Sarah Lubik, Director of Entrepreneurship at Simon Fraser University.

 

Sarah Lubik is in the business of creating entrepreneurs.

As Director of Entrepreneurship for SFU, Lubik is tasked with not only implementing SFU’s innovation agenda, but also supporting and developing SFU’s curricular and co-curricular entrepreneurship offerings.

Recently appointed as one of ten Innovation Leaders to assist on the Government of Canada’s Innovation Agenda, Lubik is now also invested in helping nurture the entrepreneurial talents of Canada’s current and future generations.

Her knowledge of and passion for the subject recently garnered her a TD Canada Trust Distinguished Teaching award, the highest teaching honour at the Beedie School of Business.

In the first of a two-part interview, Lubik talks about her path to becoming one of Canada’s foremost experts in teaching entrepreneurship and innovation.

Did you always want to teach?

No, though my mom always told me I should. My path has been pretty winding to get here. I thought I’d go to law school, then my co-op doing research on advanced technology startups took me to Cambridge (UK) where I liked research so much that I ended up first in a Masters and then a PhD program looking into commercialization and working in startup support.

My supervisor was looking out for me, knowing if I wanted an academic job then I’d need teaching experience. It turned out that I loved it, especially when I got to SFU and started teaching more experiential classes.

What would you say your teaching style is?

I think as a teacher, I’m more a guide or coach. In entrepreneurship, it’s pivotally important to get students out of the classroom, testing their assumptions, making mistakes, learning to understand people and solve real problems. Students come back to class and it’s less about what I know about what they are interested, but how they advanced their own understanding, and how realistic and ambitious their plans and actions are.

What sort of projects do you like to set your students?

Hands-on and self-driven. My classes focus on having students understand and address problems they care about, whether that’s social isolation – which often comes up in the 200 level classes – or being matched to a startup company in a field they are interested in, to working on their own venture, to finding a market need and a business model for their own research at the grad level.

One of the only criteria I have for what you can work on is that you address a real market or societal need – and ideally both. If you don’t, you need to pivot.

Do you employ any innovative or unusual teaching methods?

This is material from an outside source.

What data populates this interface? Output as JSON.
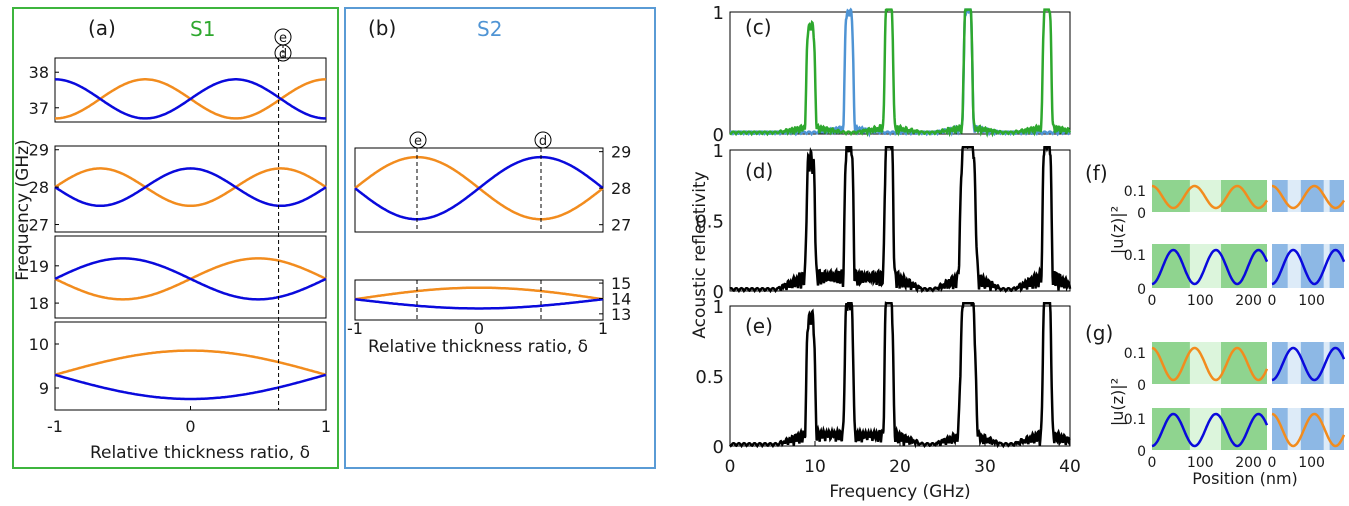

I think what I do that is unique is that as a teacher, I am more of a coach. A lot of what I do is about enabling students to innovate on their own, making sure they know how to ask the right questions, where to start – and when you don’t know where to start, to just start anywhere. A lot of it is about mindset change: making sure they are not scared to be wrong, to tell other people their ideas; to get feedback as quickly as possible and be open to it; to show people half made prototypes; to ask each other for help; and to try to find teammates they need to make things go forward.

I had a student recently describe my Startup Experience class by saying it felt like he spent Friday mornings in a really good incubator. That was a huge seal of approval for me and how I teach.

The other thing that is unique about what I do, and what the rest of the SFU Innovates team does, is that we are actively encouraging and supporting interdisciplinary teams from students’ second semesters at SFU. We are allowing students to play a variety of roles in those teams, to really make use of the variety of talent and skills we have available and teach respect and appreciation for those skills, as well as how to work with people that see the world very differently from you. That is a very powerful skillset to have even before you leave university.

What does winning the TD Canada Trust Distinguished Teaching award mean to you?

To be honest, it has been something I have been hoping for since I knew it existed at Beedie. I think it might be one of the most meaningful awards you can be given. The people who I joined as winners of the award are the people I would look to as inspiration. To be part of that same club is humbling, and it will definitely encourage me to pick up my game so I continue to feel that I deserve to be part of it.